Kyai Dahlan dalam mengajarkan Islam sungguh sangat mendalam, luas, kritis, dan cerdas. Menurut Kyai Dahlan, orang Islam itu harus mencari kebenaran yang sejati, berpikir mana yang benar dan yang salah, tidak taklid dan fanatik buta dalam kebenaran sendiri, menimbang-nimbang dan menggunakan akal pikirannya tentang hakikat kehidupan, dan mau berpikir teoritik dan sekaligus berpikir praktik. Kyai Dahlan tidak ingin umat Islam taklid dalam beragama, juga tertinggal dalam kemajuan hidup.
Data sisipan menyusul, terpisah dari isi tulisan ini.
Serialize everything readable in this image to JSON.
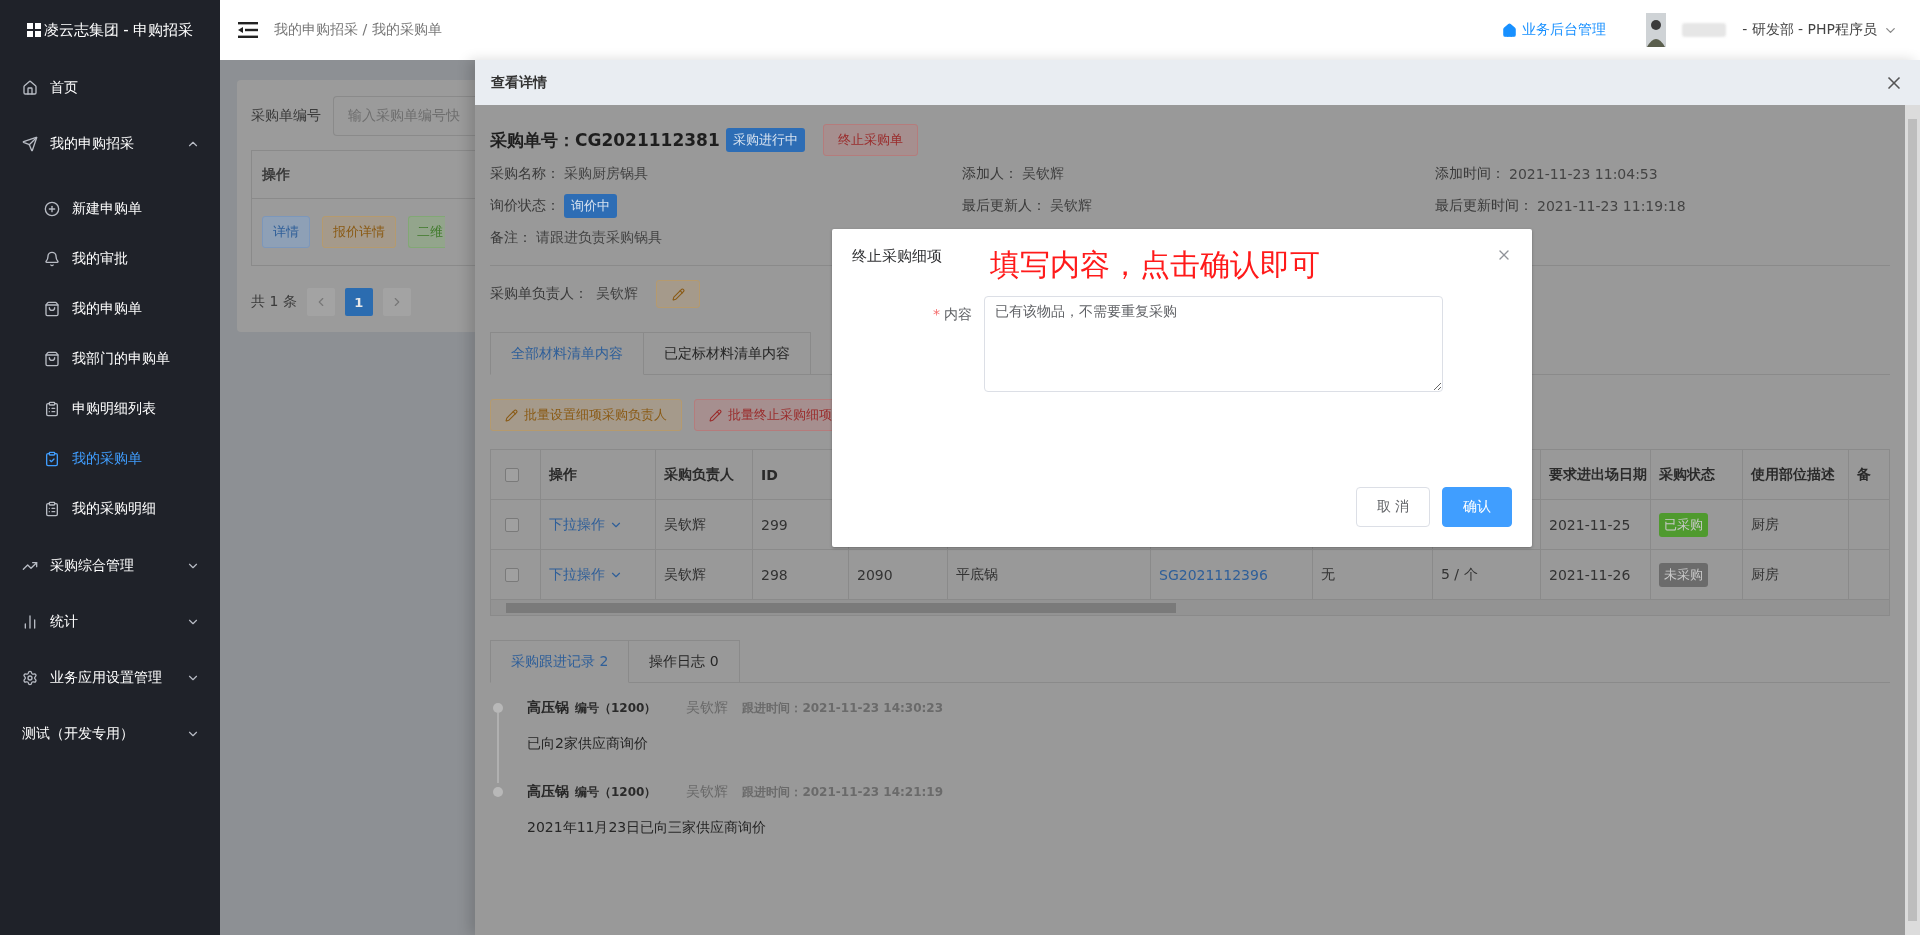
{
  "sidebar": {
    "title": "凌云志集团 - 申购招采",
    "items": [
      {
        "label": "首页",
        "selected": false
      },
      {
        "label": "我的申购招采",
        "selected": false,
        "expanded": true,
        "children": [
          {
            "label": "新建申购单",
            "selected": false
          },
          {
            "label": "我的审批",
            "selected": false
          },
          {
            "label": "我的申购单",
            "selected": false
          },
          {
            "label": "我部门的申购单",
            "selected": false
          },
          {
            "label": "申购明细列表",
            "selected": false
          },
          {
            "label": "我的采购单",
            "selected": true
          },
          {
            "label": "我的采购明细",
            "selected": false
          }
        ]
      },
      {
        "label": "采购综合管理",
        "selected": false,
        "expanded": false
      },
      {
        "label": "统计",
        "selected": false,
        "expanded": false
      },
      {
        "label": "业务应用设置管理",
        "selected": false,
        "expanded": false
      },
      {
        "label": "测试（开发专用）",
        "selected": false,
        "expanded": false
      }
    ]
  },
  "header": {
    "breadcrumb": "我的申购招采 / 我的采购单",
    "admin_link": "业务后台管理",
    "user_role": "- 研发部 - PHP程序员"
  },
  "page": {
    "filter_label": "采购单编号",
    "filter_placeholder": "输入采购单编号快",
    "table_header": "操作",
    "row_buttons": [
      {
        "label": "详情",
        "kind": "info"
      },
      {
        "label": "报价详情",
        "kind": "warning"
      },
      {
        "label": "二维",
        "kind": "success"
      }
    ],
    "total": "共 1 条",
    "pages": [
      {
        "label": "1",
        "selected": true
      }
    ]
  },
  "drawer": {
    "title": "查看详情",
    "order_label": "采购单号：",
    "order_no": "CG2021112381",
    "status_tag": "采购进行中",
    "stop_button": "终止采购单",
    "fields": [
      {
        "label": "采购名称：",
        "value": "采购厨房锅具",
        "kind": "text"
      },
      {
        "label": "添加人：",
        "value": "吴钦辉",
        "kind": "text"
      },
      {
        "label": "添加时间：",
        "value": "2021-11-23 11:04:53",
        "kind": "text"
      },
      {
        "label": "询价状态：",
        "value": "询价中",
        "kind": "tag"
      },
      {
        "label": "最后更新人：",
        "value": "吴钦辉",
        "kind": "text"
      },
      {
        "label": "最后更新时间：",
        "value": "2021-11-23 11:19:18",
        "kind": "text"
      },
      {
        "label": "备注：",
        "value": "请跟进负责采购锅具",
        "kind": "text"
      }
    ],
    "owner": {
      "label": "采购单负责人：",
      "value": "吴钦辉"
    },
    "tabs": [
      {
        "label": "全部材料清单内容",
        "selected": true
      },
      {
        "label": "已定标材料清单内容",
        "selected": false
      }
    ],
    "batch_buttons": [
      {
        "label": "批量设置细项采购负责人",
        "kind": "warning"
      },
      {
        "label": "批量终止采购细项",
        "kind": "danger"
      }
    ],
    "table": {
      "header_checked": false,
      "columns": [
        "操作",
        "采购负责人",
        "ID",
        null,
        null,
        null,
        null,
        null,
        "要求进出场日期",
        "采购状态",
        "使用部位描述",
        "备"
      ],
      "rows": [
        {
          "checked": false,
          "cells": [
            {
              "text": "下拉操作",
              "kind": "dropdown"
            },
            {
              "text": "吴钦辉",
              "kind": "text"
            },
            {
              "text": "299",
              "kind": "text"
            },
            null,
            null,
            null,
            null,
            null,
            {
              "text": "2021-11-25",
              "kind": "text"
            },
            {
              "text": "已采购",
              "kind": "tag",
              "color": "#4f9a2e"
            },
            {
              "text": "厨房",
              "kind": "text"
            },
            null
          ]
        },
        {
          "checked": false,
          "cells": [
            {
              "text": "下拉操作",
              "kind": "dropdown"
            },
            {
              "text": "吴钦辉",
              "kind": "text"
            },
            {
              "text": "298",
              "kind": "text"
            },
            {
              "text": "2090",
              "kind": "text"
            },
            {
              "text": "平底锅",
              "kind": "text"
            },
            {
              "text": "SG2021112396",
              "kind": "link"
            },
            {
              "text": "无",
              "kind": "text"
            },
            {
              "text": "5 / 个",
              "kind": "text"
            },
            {
              "text": "2021-11-26",
              "kind": "text"
            },
            {
              "text": "未采购",
              "kind": "tag",
              "color": "#6b6b6b"
            },
            {
              "text": "厨房",
              "kind": "text"
            },
            null
          ]
        }
      ]
    },
    "log_tabs": [
      {
        "label": "采购跟进记录 2",
        "selected": true
      },
      {
        "label": "操作日志 0",
        "selected": false
      }
    ],
    "records": [
      {
        "item": "高压锅",
        "code": "编号（1200）",
        "person": "吴钦辉",
        "time": "跟进时间：2021-11-23 14:30:23",
        "note": "已向2家供应商询价"
      },
      {
        "item": "高压锅",
        "code": "编号（1200）",
        "person": "吴钦辉",
        "time": "跟进时间：2021-11-23 14:21:19",
        "note": "2021年11月23日已向三家供应商询价"
      }
    ]
  },
  "dialog": {
    "title": "终止采购细项",
    "annotation": "填写内容，点击确认即可",
    "required_mark": "*",
    "field_label": "内容",
    "value": "已有该物品，不需要重复采购",
    "buttons": [
      {
        "label": "取 消",
        "kind": "default"
      },
      {
        "label": "确认",
        "kind": "primary"
      }
    ]
  }
}
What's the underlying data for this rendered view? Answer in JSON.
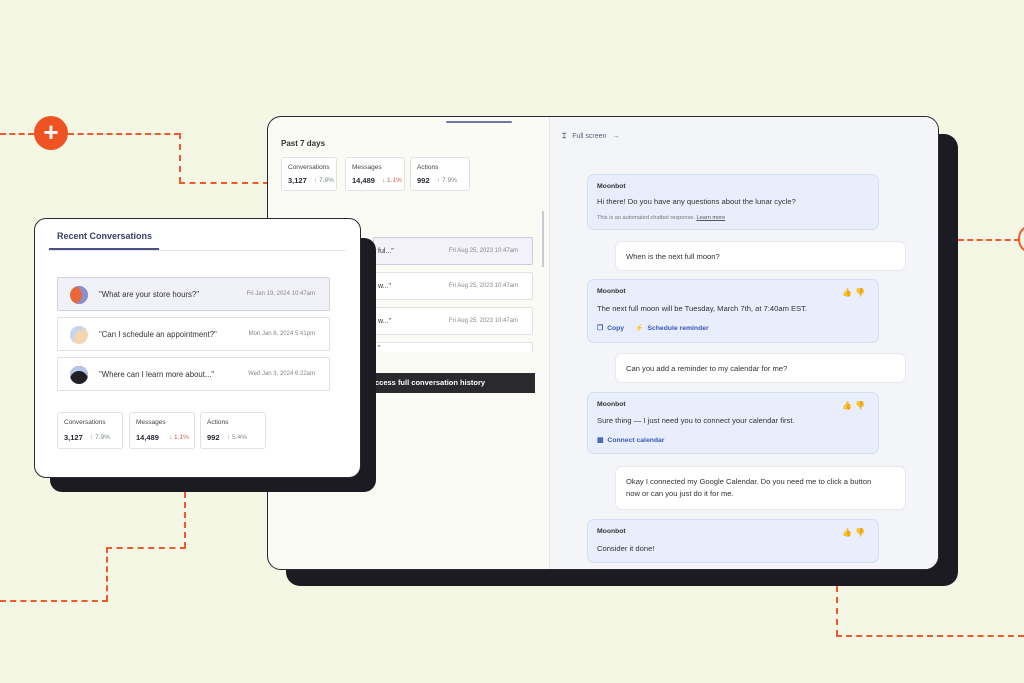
{
  "decor": {
    "plus_label": "+"
  },
  "dashboard": {
    "period": "Past 7 days",
    "stats": [
      {
        "label": "Conversations",
        "value": "3,127",
        "change": "↑ 7.9%"
      },
      {
        "label": "Messages",
        "value": "14,489",
        "change": "↓ 1.1%"
      },
      {
        "label": "Actions",
        "value": "992",
        "change": "↑ 7.9%"
      }
    ],
    "conversations": [
      {
        "question": "ful...\"",
        "date": "Fri Aug 25, 2023 10:47am"
      },
      {
        "question": "w...\"",
        "date": "Fri Aug 25, 2023 10:47am"
      },
      {
        "question": "w...\"",
        "date": "Fri Aug 25, 2023 10:47am"
      },
      {
        "question": "\"",
        "date": ""
      }
    ],
    "history_button": "ccess full conversation history"
  },
  "chat": {
    "fullscreen_label": "Full screen",
    "fullscreen_arrow": "→",
    "messages": [
      {
        "sender": "Moonbot",
        "text": "Hi there! Do you have any questions about the lunar cycle?",
        "note": "This is an automated chatbot response.",
        "note_link": "Learn more"
      },
      {
        "text": "When is the next full moon?"
      },
      {
        "sender": "Moonbot",
        "text": "The next full moon will be Tuesday, March 7th, at 7:40am EST.",
        "actions": [
          "Copy",
          "Schedule reminder"
        ]
      },
      {
        "text": "Can you add a reminder to my calendar for me?"
      },
      {
        "sender": "Moonbot",
        "text": "Sure thing — I just need you to connect your calendar first.",
        "actions": [
          "Connect calendar"
        ]
      },
      {
        "text_line1": "Okay I connected my Google Calendar. Do you need me to click a button",
        "text_line2": "now or can you just do it for me."
      },
      {
        "sender": "Moonbot",
        "text": "Consider it done!"
      }
    ]
  },
  "recent": {
    "title": "Recent Conversations",
    "rows": [
      {
        "question": "\"What are your store hours?\"",
        "date": "Fri Jan 19, 2024 10:47am",
        "avatar_color": "#e8683a"
      },
      {
        "question": "\"Can I schedule an appointment?\"",
        "date": "Mon Jan 8, 2024 5:41pm",
        "avatar_color": "#f3d6b0"
      },
      {
        "question": "\"Where can I learn more about...\"",
        "date": "Wed Jan 3, 2024 6:22am",
        "avatar_color": "#1f1f24"
      }
    ],
    "stats": [
      {
        "label": "Conversations",
        "value": "3,127",
        "change": "↑ 7.9%"
      },
      {
        "label": "Messages",
        "value": "14,489",
        "change": "↓ 1.1%"
      },
      {
        "label": "Actions",
        "value": "992",
        "change": "↑ 5.4%"
      }
    ]
  }
}
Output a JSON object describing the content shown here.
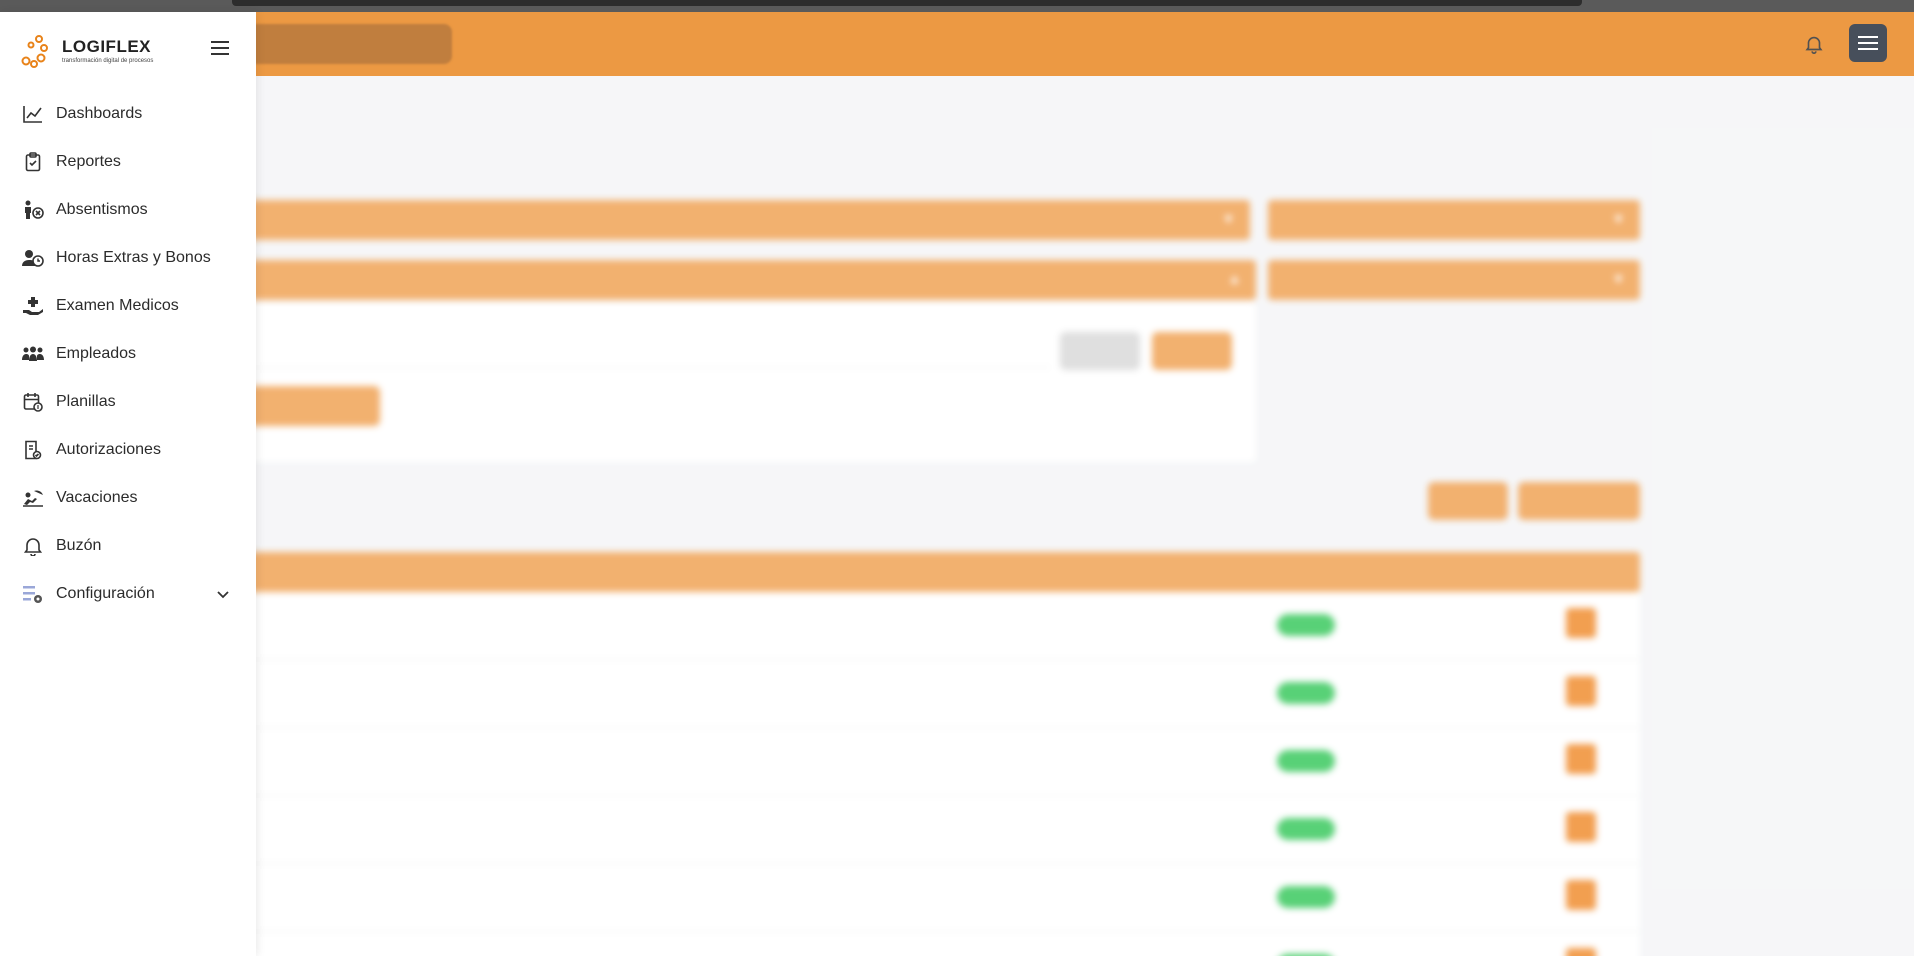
{
  "app": {
    "brand_name": "LOGIFLEX",
    "brand_tagline": "transformación digital de procesos"
  },
  "sidebar": {
    "items": [
      {
        "label": "Dashboards",
        "icon": "chart-line-icon"
      },
      {
        "label": "Reportes",
        "icon": "clipboard-icon"
      },
      {
        "label": "Absentismos",
        "icon": "person-x-icon"
      },
      {
        "label": "Horas Extras y Bonos",
        "icon": "user-clock-icon"
      },
      {
        "label": "Examen Medicos",
        "icon": "medical-hand-icon"
      },
      {
        "label": "Empleados",
        "icon": "people-icon"
      },
      {
        "label": "Planillas",
        "icon": "calendar-money-icon"
      },
      {
        "label": "Autorizaciones",
        "icon": "document-check-icon"
      },
      {
        "label": "Vacaciones",
        "icon": "beach-icon"
      },
      {
        "label": "Buzón",
        "icon": "bell-icon"
      },
      {
        "label": "Configuración",
        "icon": "settings-list-icon"
      }
    ]
  },
  "colors": {
    "header": "#e8831a",
    "accent": "#f0a050",
    "active_status": "#34c759"
  }
}
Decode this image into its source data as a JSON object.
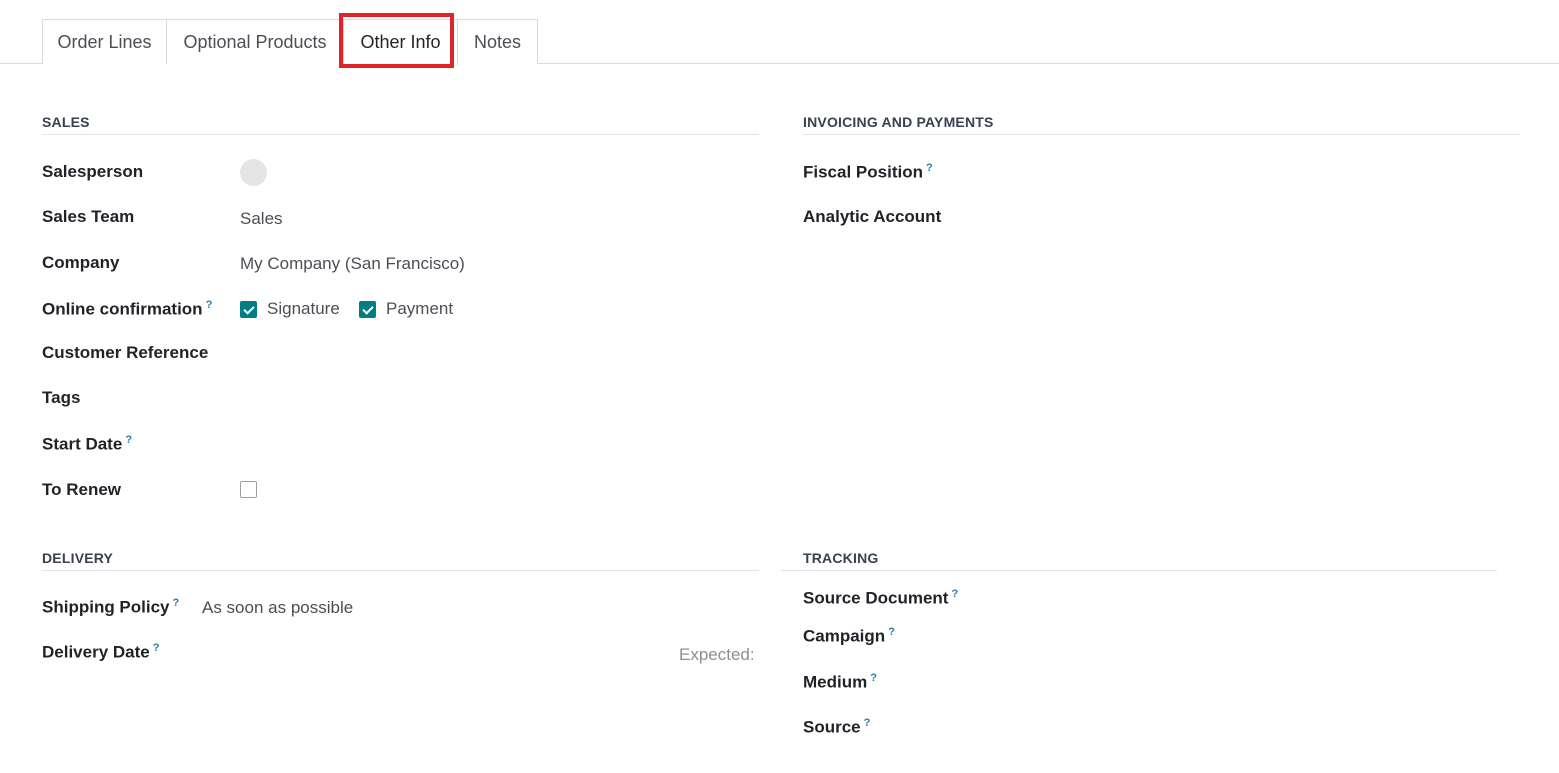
{
  "tabs": [
    {
      "label": "Order Lines"
    },
    {
      "label": "Optional Products"
    },
    {
      "label": "Other Info"
    },
    {
      "label": "Notes"
    }
  ],
  "sections": {
    "sales": {
      "title": "SALES",
      "salesperson_label": "Salesperson",
      "sales_team_label": "Sales Team",
      "sales_team_value": "Sales",
      "company_label": "Company",
      "company_value": "My Company (San Francisco)",
      "online_confirmation_label": "Online confirmation",
      "signature_label": "Signature",
      "payment_label": "Payment",
      "customer_reference_label": "Customer Reference",
      "tags_label": "Tags",
      "start_date_label": "Start Date",
      "to_renew_label": "To Renew"
    },
    "invoicing": {
      "title": "INVOICING AND PAYMENTS",
      "fiscal_position_label": "Fiscal Position",
      "analytic_account_label": "Analytic Account"
    },
    "delivery": {
      "title": "DELIVERY",
      "shipping_policy_label": "Shipping Policy",
      "shipping_policy_value": "As soon as possible",
      "delivery_date_label": "Delivery Date",
      "expected_label": "Expected:"
    },
    "tracking": {
      "title": "TRACKING",
      "source_document_label": "Source Document",
      "campaign_label": "Campaign",
      "medium_label": "Medium",
      "source_label": "Source"
    }
  },
  "help_marker": "?",
  "checkbox_states": {
    "signature": true,
    "payment": true,
    "to_renew": false
  },
  "colors": {
    "accent": "#017e84",
    "highlight": "#e0242c",
    "help": "#2a7ea8"
  }
}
Karena itu memahami Islam haruslah sampai ke akarnya, ke hal-hal yang sejati atau hakiki dengan mengerahkan seluruh kekuatan akal piran dan ijtihad.
Karena itu, jika disimpulkan, bahwa berdirinya Muhammadiyah adalah karena alasan-alasan dan tujuan-tujuan sebagai berikut: (1) Membersihkan Islam di Indonesia dari pengaruh dan kebiasaan yang bukan Islam; (2) Reformulasi doktrin Islam dengan pandangan alam pikiran modern; (3) Reformulasi ajaran dan pendidikan Islam; dan (4) Mempertahankan Islam dari pengaruh dan serangan luar

B.       Politik Hukum Islam Muhammadiyah
1.         Hubungan Muhammadiyah dan Politik
Politik ialah pengetahuan mengenai ketatanegaraan atau kenegaraan; segala urusan dan tindakan (kebijakan, siasat, dan sebagainya) mengenai pemerintahan negara atau terhadap negara lain; cara bertindak (dalam menghadapi masalah) atau kebijaksanaaan. Muhammadiyah adalah salah satu nama organisasi masyarakat islam.[4]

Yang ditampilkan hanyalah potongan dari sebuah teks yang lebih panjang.